Like Red Hook. Early Saturday morning I ran past the closed ball fields, did a couple of laps of the track, looped around Ikea, crossed Van Brunt, and braved the uneven Belgian block surface of Coffey Street to the park and pier at its end. Hardly anyone was there. A couple of cyclists were taking pictures from the end of the pier, but left shortly after I trotted up. A father and son chased one another on the grass. A woman walked with her gray French bulldog pressed to her shoulder, the way you would carry a colicky baby.
The minuscule park that includes the pier is named after Louis J. Valentino, Jr., a Brooklyn firefighter who grew up in Red Hook and died in 1996 at the age of 37 while searching for other firefighters thought to be trapped in a burning auto body shop. In the smoke and chaos, there was no way to know the building was in fact empty.

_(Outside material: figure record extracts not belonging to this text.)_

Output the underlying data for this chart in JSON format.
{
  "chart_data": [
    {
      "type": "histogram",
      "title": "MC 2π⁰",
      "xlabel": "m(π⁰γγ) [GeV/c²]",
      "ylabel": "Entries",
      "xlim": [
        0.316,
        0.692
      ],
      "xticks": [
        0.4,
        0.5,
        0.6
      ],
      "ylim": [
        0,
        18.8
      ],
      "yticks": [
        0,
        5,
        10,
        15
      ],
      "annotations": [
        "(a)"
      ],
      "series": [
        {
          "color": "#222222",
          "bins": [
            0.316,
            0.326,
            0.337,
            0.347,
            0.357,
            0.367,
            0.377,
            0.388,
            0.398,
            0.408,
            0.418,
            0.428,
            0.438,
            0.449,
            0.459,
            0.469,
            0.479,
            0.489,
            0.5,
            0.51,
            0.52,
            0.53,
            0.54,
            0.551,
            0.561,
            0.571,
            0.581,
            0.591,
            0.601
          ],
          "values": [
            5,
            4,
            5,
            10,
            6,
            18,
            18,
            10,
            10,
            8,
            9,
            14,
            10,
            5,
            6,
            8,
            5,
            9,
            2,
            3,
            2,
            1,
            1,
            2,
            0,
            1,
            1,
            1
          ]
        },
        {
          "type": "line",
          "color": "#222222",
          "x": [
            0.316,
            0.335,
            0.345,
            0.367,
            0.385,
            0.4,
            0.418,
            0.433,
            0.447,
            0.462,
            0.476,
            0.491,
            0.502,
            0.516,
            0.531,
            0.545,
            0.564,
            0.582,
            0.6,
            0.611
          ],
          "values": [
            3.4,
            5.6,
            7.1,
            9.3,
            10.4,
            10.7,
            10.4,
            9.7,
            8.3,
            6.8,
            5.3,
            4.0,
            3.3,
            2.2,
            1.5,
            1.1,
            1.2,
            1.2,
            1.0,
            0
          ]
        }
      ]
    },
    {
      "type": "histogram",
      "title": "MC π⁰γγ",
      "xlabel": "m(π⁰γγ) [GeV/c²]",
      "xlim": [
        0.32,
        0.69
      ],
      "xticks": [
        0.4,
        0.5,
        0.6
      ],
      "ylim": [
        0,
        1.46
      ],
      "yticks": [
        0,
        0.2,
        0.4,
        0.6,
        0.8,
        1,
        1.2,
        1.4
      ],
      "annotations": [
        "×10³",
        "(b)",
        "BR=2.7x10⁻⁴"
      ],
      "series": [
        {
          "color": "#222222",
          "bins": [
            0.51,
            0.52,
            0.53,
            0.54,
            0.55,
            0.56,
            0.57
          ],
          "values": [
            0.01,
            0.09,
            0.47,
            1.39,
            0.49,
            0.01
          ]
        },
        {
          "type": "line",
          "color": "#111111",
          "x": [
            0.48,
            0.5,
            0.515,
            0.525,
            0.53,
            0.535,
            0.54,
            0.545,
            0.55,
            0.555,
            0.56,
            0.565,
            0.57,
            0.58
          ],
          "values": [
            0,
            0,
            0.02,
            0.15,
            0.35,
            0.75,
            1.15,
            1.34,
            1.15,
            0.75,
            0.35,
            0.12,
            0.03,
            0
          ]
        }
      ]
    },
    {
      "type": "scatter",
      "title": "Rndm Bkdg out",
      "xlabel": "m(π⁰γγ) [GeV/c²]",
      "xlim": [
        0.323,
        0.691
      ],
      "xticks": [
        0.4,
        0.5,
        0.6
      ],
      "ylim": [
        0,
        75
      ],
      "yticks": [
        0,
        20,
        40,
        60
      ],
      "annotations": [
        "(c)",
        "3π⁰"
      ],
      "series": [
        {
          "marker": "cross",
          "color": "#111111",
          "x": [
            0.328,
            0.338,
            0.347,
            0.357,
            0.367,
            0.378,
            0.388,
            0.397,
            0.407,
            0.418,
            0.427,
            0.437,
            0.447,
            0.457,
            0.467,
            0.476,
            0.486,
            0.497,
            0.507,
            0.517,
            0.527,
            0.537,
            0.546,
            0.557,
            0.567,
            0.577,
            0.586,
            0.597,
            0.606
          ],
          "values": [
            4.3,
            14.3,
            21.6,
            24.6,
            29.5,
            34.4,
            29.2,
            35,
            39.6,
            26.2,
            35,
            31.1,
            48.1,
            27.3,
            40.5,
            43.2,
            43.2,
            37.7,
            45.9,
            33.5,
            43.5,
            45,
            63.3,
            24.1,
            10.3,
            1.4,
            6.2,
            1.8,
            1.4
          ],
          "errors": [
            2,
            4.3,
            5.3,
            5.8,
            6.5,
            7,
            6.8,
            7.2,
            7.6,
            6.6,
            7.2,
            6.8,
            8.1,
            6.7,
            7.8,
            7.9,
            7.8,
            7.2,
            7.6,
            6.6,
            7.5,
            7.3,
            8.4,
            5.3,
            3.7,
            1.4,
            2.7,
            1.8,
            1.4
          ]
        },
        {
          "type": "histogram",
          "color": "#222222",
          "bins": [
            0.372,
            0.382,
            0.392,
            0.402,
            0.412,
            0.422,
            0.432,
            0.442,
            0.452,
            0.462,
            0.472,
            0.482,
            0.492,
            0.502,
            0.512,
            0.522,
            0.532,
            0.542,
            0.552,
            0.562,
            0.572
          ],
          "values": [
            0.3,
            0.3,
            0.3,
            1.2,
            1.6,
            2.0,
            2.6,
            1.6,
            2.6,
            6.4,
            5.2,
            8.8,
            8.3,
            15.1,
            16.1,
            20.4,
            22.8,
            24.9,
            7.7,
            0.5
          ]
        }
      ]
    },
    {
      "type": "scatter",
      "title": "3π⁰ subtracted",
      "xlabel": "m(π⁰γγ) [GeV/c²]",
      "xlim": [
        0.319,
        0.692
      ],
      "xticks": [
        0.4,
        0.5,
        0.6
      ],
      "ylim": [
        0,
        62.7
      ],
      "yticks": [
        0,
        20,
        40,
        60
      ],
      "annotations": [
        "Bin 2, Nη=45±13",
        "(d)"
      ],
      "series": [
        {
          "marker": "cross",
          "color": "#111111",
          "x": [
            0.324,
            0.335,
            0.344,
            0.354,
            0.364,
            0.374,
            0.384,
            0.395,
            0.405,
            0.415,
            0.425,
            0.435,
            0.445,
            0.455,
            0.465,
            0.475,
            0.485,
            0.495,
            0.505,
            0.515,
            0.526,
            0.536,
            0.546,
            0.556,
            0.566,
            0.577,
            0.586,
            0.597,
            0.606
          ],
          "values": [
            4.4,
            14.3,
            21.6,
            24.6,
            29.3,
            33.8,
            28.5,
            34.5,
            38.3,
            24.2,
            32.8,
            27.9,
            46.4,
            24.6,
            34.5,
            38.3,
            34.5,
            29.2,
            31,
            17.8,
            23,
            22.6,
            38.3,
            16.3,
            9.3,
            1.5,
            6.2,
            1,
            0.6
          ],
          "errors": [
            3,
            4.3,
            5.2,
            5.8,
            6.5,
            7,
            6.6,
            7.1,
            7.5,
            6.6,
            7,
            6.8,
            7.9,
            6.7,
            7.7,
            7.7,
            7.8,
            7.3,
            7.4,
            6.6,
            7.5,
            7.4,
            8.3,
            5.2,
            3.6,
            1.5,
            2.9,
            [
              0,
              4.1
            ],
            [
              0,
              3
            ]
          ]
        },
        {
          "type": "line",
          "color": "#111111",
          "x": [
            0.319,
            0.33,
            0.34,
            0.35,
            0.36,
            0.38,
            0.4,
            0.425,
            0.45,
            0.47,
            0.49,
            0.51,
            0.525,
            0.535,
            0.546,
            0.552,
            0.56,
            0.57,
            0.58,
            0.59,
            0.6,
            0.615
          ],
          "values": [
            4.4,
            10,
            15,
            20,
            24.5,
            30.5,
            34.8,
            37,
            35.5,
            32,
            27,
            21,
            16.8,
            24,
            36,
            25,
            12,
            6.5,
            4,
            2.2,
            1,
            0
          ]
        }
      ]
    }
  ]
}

In addition to the pier, the park features a modest memorial to Valentino, whose grave can be found in Green-Wood Cemetery; a bit of grass; and a few flowers, like the ridiculously fragrant lilacs pictured below.
In the late summer and early fall of 2012, the park was home to a strange and beautiful art installation. It consisted of several hundred 1.75″ x 1.75″ laminated photographs or fragments of photographs in shades of blue and gray and sepia, linked together with plastic connectors and stretched between two metal rails to form a shimmering screen. When Superstorm Sandy hit at the end of October, the wind and the surging water of New York harbor tore the screen to pieces.
A few weeks after the storm, I returned to Red Hook and Coffey Street on one of my morning runs. Scattered across what was then a sparse weedy patch at the center of the park, I found the remnants of the installation. The laminated squares were battered and dirty, but still beautiful, and I couldn’t bear the thought of them trampled underfoot and pissed on by dogs and eventually, as the waterfront recovered, swept up and tossed in the trash. And so, not sure if I was doing a good deed or committing petty theft, I collected as many as would fit in the pockets of my running jacket and took them home to clean up. Afterwards I reconnected the squares as best I could, and turned them into a memorial mobile that now hangs in our bedroom.
Having confessed my theft, if it was a theft, I will also put out there that if by some chance the artist stumbles across this post and would like their work back, I’ll gladly return it.
One of the pleasures of going to the park and pier, then and now, is Coffey Street itself. I’ve already mentioned its paving stones – the bane of runners and cyclists, but atmospheric as all get out. The street is lined with narrow brick buildings that once housed longshoremen and warehouse workers and future firefighters and are now occupied by people who drive shiny turquoise and white Mini Coopers with Colorado “Adopt a Shelter Pet” plates. Over the past ten or fifteen years, as the streets west of Van Brunt gentrify, the area has become almost aggressively picturesque.
But I digress. Coffey Street’s main draw remains its pier. Waves crash against the rocks, gulls wheel and shriek overhead. Ferries make their way to and from their destinations – big, stodgy, orange boats for Staten Island, zippy blue and white ones for the Brooklyn Army Terminal and on to Rockaway, or back to DUMBO. Fishermen reel in whatever it is that fishermen reel in. And, of course, there’s the best view of the Statue of Liberty in all of Brooklyn. It’s a head-on view, impressively close in real life, frustratingly distant when you try to capture it in a photograph.
The Coffey Street pier is where I headed on the gray morning (mourning?) after the 2016 election. A running friend had spontaneously done the same – her eyes were as red as mine – and we embraced. It was one of those mornings, much like Saturday, when mist and low clouds obscure the view. But the Statue of Liberty was there then, if barely visible in the photo I took at the time. And it’s still there now.